Irma Encarnacion, 60, of Massapequa, who also is due to graduate from Hunter in May, said the counselors' role at the Massapequa center has been key.

Encarnacion was laid off from a debt-collection job after four years. "I was depressed and wasn't motivated to get back to work because of my age," she said. But the counselors "encourage us. They teach us to use our age as an asset."

Gail Paraninfo, a Workforce training coordinator for the Oyster Bay programs, said the programs pride themselves on assessing their clients' needs.

"This is structured," she said. "We have experienced people work with them.

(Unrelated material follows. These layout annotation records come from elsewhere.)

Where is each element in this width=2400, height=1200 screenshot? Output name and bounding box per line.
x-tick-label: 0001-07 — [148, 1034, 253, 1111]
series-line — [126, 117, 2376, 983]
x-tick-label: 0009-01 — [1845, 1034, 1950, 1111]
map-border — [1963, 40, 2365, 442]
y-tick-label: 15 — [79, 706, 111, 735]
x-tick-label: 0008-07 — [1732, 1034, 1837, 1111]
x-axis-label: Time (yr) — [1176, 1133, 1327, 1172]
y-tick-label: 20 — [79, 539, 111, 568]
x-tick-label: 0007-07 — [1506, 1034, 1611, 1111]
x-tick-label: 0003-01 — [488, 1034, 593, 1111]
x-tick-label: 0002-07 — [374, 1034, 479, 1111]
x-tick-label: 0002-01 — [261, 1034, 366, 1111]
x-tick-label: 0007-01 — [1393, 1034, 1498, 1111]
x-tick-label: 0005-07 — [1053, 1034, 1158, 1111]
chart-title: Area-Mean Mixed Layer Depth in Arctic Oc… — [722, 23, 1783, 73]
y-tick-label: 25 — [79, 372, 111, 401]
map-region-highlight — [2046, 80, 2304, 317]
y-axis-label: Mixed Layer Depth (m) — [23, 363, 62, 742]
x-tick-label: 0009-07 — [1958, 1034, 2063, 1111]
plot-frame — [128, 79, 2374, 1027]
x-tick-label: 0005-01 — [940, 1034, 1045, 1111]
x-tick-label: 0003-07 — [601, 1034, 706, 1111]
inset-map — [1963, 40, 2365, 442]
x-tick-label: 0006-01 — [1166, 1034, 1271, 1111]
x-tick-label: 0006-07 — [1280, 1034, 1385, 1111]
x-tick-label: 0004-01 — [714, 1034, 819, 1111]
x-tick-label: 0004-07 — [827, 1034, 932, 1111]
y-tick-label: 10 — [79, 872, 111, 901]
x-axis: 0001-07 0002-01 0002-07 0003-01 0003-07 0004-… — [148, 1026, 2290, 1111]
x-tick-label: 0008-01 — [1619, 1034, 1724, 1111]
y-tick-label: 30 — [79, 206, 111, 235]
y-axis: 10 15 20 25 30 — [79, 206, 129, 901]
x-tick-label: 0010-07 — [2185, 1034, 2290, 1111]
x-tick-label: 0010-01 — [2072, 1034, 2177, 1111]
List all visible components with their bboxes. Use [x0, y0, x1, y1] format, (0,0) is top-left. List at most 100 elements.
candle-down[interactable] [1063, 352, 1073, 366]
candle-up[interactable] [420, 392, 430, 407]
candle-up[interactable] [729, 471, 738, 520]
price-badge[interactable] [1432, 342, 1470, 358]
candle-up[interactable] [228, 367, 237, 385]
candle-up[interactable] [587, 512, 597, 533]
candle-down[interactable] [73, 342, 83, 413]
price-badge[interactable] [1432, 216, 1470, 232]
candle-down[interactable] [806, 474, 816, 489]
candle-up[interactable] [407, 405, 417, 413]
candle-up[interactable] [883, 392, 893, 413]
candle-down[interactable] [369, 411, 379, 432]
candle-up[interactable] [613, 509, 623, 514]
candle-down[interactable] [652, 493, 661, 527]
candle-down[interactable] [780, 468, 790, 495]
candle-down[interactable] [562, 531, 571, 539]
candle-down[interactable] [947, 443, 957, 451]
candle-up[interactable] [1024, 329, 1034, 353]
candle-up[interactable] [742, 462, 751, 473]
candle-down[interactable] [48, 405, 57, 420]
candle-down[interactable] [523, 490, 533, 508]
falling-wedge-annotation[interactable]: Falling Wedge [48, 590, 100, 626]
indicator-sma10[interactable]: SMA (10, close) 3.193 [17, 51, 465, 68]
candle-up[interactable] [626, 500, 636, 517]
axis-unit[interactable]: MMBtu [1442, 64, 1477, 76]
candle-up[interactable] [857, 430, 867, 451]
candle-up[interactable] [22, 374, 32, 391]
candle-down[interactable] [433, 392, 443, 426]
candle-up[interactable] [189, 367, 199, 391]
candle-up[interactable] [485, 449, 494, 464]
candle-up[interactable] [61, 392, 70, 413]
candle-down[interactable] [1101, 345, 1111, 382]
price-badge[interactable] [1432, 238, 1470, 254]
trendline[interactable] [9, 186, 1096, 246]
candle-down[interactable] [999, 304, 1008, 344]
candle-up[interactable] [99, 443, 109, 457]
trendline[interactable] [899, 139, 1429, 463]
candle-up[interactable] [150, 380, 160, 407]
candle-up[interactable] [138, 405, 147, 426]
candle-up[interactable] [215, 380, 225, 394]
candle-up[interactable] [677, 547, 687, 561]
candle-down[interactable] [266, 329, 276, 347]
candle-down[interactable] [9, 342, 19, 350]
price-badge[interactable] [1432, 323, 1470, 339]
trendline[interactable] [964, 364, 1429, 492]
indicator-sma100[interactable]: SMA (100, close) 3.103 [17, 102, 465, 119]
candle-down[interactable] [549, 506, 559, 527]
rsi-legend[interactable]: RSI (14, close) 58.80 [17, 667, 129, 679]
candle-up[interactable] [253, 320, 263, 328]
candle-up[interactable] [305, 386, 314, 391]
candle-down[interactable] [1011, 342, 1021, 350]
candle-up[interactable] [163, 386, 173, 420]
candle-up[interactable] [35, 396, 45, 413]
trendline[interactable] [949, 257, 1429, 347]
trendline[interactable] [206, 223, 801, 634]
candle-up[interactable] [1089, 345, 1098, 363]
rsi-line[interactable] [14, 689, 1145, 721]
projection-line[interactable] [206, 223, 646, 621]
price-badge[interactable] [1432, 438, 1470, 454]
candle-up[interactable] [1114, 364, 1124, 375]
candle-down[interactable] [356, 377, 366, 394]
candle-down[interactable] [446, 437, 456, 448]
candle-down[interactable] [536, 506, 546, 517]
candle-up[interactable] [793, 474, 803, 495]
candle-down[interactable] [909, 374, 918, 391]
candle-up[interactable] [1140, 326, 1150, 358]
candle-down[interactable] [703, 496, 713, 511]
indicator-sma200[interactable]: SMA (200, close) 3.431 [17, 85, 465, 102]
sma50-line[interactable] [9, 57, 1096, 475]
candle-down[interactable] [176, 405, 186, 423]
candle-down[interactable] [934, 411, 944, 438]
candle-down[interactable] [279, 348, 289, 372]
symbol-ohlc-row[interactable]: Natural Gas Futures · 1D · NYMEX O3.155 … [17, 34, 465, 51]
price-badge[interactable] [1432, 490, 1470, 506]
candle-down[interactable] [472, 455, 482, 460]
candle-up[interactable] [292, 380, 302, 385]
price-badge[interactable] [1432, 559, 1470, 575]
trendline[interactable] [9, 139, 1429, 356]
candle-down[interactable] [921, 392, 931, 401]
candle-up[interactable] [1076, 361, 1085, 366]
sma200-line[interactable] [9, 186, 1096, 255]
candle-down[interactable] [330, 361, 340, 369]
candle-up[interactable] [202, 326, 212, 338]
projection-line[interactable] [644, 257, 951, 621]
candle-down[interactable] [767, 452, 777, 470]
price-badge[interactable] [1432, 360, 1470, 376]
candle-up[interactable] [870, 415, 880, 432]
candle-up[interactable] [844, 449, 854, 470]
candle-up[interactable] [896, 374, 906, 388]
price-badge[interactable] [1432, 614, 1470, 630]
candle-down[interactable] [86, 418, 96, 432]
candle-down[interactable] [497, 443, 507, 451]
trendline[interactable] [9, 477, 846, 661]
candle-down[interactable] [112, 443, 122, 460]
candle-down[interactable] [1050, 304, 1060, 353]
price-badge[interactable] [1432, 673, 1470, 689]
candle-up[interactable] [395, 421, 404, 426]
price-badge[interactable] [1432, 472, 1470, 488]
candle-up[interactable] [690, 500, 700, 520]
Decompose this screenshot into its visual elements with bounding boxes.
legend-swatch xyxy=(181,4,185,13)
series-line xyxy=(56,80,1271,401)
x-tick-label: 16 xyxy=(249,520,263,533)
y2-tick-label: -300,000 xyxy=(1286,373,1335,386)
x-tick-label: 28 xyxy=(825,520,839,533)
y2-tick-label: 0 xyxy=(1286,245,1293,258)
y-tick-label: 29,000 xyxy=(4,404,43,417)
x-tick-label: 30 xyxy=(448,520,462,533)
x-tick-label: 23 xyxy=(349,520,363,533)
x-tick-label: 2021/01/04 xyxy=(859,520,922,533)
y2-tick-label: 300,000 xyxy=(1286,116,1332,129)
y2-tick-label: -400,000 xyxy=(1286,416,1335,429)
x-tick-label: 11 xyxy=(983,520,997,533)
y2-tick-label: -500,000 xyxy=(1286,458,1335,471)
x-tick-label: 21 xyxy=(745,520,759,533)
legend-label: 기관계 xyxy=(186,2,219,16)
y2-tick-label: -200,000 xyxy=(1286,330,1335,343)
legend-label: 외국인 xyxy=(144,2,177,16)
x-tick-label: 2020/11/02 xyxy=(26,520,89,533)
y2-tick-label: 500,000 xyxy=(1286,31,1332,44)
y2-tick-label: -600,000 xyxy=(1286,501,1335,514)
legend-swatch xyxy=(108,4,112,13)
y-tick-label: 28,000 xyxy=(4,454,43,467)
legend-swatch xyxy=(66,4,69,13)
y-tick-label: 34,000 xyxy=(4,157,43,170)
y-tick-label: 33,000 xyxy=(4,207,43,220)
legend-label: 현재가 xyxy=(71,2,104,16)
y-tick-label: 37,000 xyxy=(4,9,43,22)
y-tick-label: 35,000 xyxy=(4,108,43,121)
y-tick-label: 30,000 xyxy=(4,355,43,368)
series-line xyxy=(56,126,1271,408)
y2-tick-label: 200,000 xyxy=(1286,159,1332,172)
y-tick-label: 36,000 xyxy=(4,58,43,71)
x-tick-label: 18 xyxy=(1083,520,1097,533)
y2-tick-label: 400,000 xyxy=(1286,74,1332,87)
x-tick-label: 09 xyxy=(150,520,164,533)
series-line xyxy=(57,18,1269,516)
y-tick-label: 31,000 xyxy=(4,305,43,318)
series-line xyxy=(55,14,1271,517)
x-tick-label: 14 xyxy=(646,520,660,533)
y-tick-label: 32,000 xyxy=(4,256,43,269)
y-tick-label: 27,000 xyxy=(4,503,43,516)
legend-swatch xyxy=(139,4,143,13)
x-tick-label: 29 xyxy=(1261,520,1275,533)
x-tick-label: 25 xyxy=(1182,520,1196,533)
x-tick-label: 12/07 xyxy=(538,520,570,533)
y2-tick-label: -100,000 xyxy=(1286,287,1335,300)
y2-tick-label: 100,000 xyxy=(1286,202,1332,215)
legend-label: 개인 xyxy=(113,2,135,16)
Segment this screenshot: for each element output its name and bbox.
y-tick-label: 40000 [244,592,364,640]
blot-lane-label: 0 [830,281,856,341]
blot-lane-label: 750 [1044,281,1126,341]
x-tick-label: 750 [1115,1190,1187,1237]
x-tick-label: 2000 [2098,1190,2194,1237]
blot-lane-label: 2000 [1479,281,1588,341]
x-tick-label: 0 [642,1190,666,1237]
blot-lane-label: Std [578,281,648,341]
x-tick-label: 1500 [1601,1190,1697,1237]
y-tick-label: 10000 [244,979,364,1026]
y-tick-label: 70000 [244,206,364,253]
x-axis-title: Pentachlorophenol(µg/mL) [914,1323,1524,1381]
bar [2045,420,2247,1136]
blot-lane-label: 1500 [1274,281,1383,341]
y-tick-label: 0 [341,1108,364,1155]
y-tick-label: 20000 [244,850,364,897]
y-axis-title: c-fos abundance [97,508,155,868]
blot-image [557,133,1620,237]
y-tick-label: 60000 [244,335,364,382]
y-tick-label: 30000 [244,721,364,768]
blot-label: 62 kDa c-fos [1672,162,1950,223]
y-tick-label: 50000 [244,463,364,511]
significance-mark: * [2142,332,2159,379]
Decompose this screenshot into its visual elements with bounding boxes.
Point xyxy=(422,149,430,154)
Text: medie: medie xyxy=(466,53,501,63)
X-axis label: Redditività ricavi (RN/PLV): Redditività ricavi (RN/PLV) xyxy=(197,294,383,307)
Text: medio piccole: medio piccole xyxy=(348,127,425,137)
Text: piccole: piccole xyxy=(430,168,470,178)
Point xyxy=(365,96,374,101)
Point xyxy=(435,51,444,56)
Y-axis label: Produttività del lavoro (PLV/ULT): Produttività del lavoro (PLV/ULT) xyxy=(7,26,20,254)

It's very intensive.

"You wouldn't have that if people were just given a voucher and went out to find something on their own."

Elaine Chao, U.S. secretary of labor, said the change would allow more workers access to federal career-training dollars.

"Workers need to be provided with as many choices as possible to gain the right skills and secure the best career opportunities," she said.

Faber, the Oyster Bay director, is hopeful that the centers will endure and continue to play a key role in federal job training. After all, he said, Congress turned down a similar Bush proposal two years ago to replace the Workforce Investment programs.

"I think they will fight for it and make sure it's appropriately funded," he said.

At Hempstead Works, Hurtado said the Bush plan's $3,000 voucher, though enticing, is no substitute for the career centers.

"If they just gave me money without somebody guiding me to the right people, I'd be like a blind person with a pocketful of cash," he said.